Genau diese immerwährende Rückkehr schafft der alte, berühmte, zwar zu Nobelpreisehren gekommene, aber mit Schreibkrisen kämpfende und dem Tode nahe Schriftsteller mit seinen Erinnerungen. Der alte Mann und die Jugend: Hemingway erzählt von seinen Pariser Begegnungen, seinen Aufenthalten in Österreich, wie er Schriftsteller wird, wie glücklich er mit seiner ersten Frau Hadley verheiratet ist , wie er zwischen Cafés, Rennbahnen, dem Salon von Gertrude Stein und der Buchhandlung von Sylvia Beach verkehrt. Oder wie er mit Scott F. Fitzgerald einmal eine merkwürdige Autofahrt von Lyon nach Paris unternimmt, ein Glanzstück dieses Buches. Dabei kommen die Reflexionen des Alten seiner Feier des jugendlichen Lebens selten in die Quere. Nicht einmal, als er den Mythos der nach dem Erscheinen von „Fiesta“ ewig an in ihm haftenden, von Gertrude Stein geprägten Formulierung „Lost Generation“ auseinandernimmt und erklärt, „dass alle Generationen immer irgendetwas Verlorenes hatten und haben würden“. Was er aber so aufschreibt, als hätte er damals schon das Gerede darüber „zum Teufel“ gewünscht.

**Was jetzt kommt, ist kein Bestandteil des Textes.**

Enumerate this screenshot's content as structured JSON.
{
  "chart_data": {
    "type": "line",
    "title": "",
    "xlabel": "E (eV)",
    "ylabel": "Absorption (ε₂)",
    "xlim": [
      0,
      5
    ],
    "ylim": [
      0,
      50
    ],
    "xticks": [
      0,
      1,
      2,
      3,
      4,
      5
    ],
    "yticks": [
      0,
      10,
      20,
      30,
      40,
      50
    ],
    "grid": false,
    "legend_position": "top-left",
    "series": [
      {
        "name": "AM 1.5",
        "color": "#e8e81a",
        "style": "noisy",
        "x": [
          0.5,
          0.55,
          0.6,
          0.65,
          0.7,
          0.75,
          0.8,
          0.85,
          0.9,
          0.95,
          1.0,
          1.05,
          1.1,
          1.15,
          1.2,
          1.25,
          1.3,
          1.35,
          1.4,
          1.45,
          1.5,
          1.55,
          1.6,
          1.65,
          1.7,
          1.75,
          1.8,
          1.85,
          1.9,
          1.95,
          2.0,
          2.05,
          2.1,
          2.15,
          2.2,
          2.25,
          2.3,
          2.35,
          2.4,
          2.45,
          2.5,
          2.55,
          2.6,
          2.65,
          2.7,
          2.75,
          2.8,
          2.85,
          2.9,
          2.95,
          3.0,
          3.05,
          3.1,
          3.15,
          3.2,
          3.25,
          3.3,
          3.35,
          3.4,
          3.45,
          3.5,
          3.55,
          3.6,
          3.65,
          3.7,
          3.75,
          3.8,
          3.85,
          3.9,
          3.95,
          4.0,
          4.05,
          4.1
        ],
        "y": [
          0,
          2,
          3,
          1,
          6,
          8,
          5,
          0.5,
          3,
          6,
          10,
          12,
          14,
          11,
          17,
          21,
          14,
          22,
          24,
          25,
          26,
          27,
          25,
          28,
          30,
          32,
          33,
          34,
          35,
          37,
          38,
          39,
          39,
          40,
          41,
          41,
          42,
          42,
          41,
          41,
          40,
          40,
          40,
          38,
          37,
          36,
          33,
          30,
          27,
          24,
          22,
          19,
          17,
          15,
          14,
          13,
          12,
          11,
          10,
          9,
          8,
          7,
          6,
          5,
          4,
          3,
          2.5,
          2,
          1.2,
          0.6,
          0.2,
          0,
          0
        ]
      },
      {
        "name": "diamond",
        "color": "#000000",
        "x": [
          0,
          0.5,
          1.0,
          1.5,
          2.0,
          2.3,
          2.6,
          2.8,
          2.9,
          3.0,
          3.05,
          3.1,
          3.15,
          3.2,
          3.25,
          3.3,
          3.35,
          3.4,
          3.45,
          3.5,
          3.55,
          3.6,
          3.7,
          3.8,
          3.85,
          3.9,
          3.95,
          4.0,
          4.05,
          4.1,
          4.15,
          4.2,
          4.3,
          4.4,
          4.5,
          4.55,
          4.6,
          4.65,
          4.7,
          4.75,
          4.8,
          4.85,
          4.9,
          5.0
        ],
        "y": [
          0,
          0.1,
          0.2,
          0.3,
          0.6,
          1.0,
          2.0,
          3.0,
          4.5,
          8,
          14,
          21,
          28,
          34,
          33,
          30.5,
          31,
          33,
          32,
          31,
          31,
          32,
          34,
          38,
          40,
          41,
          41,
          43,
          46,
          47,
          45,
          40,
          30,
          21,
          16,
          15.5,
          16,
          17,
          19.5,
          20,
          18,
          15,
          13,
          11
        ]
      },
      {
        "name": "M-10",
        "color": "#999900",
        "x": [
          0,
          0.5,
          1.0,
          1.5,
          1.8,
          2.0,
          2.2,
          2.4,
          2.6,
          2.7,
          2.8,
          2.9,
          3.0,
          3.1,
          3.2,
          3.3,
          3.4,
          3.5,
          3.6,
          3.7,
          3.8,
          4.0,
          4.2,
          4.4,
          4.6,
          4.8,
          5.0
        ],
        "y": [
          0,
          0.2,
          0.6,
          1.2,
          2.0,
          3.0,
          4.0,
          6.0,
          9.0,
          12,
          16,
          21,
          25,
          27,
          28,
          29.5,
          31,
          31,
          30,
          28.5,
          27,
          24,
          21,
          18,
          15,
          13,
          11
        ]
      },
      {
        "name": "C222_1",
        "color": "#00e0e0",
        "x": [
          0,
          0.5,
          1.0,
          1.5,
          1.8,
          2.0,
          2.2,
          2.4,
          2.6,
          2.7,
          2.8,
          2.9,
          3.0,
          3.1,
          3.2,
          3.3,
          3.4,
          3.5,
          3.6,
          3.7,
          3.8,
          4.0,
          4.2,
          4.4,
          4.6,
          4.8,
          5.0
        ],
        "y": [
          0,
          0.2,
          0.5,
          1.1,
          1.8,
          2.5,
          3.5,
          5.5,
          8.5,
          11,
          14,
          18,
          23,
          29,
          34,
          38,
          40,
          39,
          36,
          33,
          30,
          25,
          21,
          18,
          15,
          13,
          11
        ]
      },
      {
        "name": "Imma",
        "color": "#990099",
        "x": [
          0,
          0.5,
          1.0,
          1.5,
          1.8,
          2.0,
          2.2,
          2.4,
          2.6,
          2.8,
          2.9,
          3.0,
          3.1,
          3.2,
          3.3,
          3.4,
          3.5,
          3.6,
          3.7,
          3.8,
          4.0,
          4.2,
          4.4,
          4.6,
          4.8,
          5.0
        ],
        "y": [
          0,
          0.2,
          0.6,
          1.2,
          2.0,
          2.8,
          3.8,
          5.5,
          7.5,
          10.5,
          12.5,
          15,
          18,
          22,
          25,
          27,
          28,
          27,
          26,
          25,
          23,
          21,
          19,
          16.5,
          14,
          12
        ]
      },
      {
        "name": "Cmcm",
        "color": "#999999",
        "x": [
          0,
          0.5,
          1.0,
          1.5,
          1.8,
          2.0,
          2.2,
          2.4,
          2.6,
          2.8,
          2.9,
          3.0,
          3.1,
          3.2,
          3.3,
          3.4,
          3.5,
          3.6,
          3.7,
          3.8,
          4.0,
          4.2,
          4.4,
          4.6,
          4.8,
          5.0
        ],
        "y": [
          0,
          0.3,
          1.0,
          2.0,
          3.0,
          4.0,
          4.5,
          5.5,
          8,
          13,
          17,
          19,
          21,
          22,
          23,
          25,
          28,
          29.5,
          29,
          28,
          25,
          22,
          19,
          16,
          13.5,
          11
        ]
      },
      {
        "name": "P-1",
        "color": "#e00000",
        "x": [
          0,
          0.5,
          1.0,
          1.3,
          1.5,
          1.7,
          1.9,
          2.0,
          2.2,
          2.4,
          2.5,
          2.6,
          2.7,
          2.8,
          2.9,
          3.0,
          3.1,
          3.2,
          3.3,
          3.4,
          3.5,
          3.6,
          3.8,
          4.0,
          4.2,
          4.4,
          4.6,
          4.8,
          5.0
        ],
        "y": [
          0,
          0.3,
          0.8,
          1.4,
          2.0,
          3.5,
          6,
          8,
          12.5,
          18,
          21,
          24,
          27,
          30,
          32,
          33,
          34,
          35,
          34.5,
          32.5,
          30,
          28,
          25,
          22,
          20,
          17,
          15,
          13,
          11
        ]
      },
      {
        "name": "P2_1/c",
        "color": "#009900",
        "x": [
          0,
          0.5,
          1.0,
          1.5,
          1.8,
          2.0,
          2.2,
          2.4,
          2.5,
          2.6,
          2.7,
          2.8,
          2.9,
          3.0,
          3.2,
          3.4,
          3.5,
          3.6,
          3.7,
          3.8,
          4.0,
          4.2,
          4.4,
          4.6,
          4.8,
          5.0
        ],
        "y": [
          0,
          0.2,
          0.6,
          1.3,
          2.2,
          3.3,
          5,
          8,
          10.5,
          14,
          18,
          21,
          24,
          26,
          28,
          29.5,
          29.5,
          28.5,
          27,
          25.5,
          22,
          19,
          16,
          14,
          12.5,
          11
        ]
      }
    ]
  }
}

Erst in den unvollendeten Skizzen wird Hemingway auch poetologisch und legt dar, dass er schon damals „nicht nur aus meiner eigenen Erfahrung“ schöpfte, „sondern auch aus den Erfahrungen und dem Wissen meiner Freunde und all der Menschen, (...) die keine Schriftsteller waren“. Oder er gibt sich die Schuld an der Scheidung von Hadley, nachdem er sich mit deren Freundin Pauline Pfeiffer, die seine zweite Ehefrau werden sollte, eingelassen hatte: „Dass die junge Frau ihre Freundin hinterging, war schrecklich, aber es war mein Fehler und meine Blindheit, dass mich das nicht abstieß.“ Mary Hemingway montierte seinerzeit das Kapitel über den Ehebruch an das Ende ihrer Edition, was laut Sean Hemingway nie im Sinn seines Großvaters war, „da er seine Ehe mit Pauline als einen Anfang betrachtete.“

Als Leser stören solche Unterscheidungen kaum. Dieses sowieso aus so vielen unterschiedlichen Erinnerungsskizzen bestehende Buch lebt nicht von seiner Dramaturgie. Nachhaltige Lektürefreuden beschert vielmehr die Kraft vieler Sätze, ihre stilisierte Kargheit und Schlichtheit, für die Hemingway berühmt geworden ist und die er sich hier noch einmal abgerungen hat. Zuweilen streift er in seiner betonten Naivität ganz leicht den Kitsch, gerade wenn es um die Liebe, das Eheglück, das Glück der Arbeit und einfache Lebensfreuden geht und er nicht seine Kollegen und ihre Macken mitunter boshaft porträtiert. Auch der häufige Wechsel zwischen erster und zweiter Person erschließt sich nicht immer, zumal sich die zweite Person gerade auf Deutsch nicht immer schön liest: „Du richtestet ein Basislager ein“, „das Holz, das du verheiztest“. Doch zeigt gerade auch dieser Perspektivwechsel, dass hier ein erfahrener Schriftsteller höchst kunstvoll den Zauber der Jugend einzufangen versucht. Was ihm so gut gelungen ist, dass man dem Buch sein Alter nicht anmerkt.

Ernest Hemingway: Paris, ein Fest fürs Leben. Die Urfassung. Aus dem Englischen von Werner Schmitz. Rowohlt Verlag, Reinbek 2011. 316 Seiten., 19, 95 €.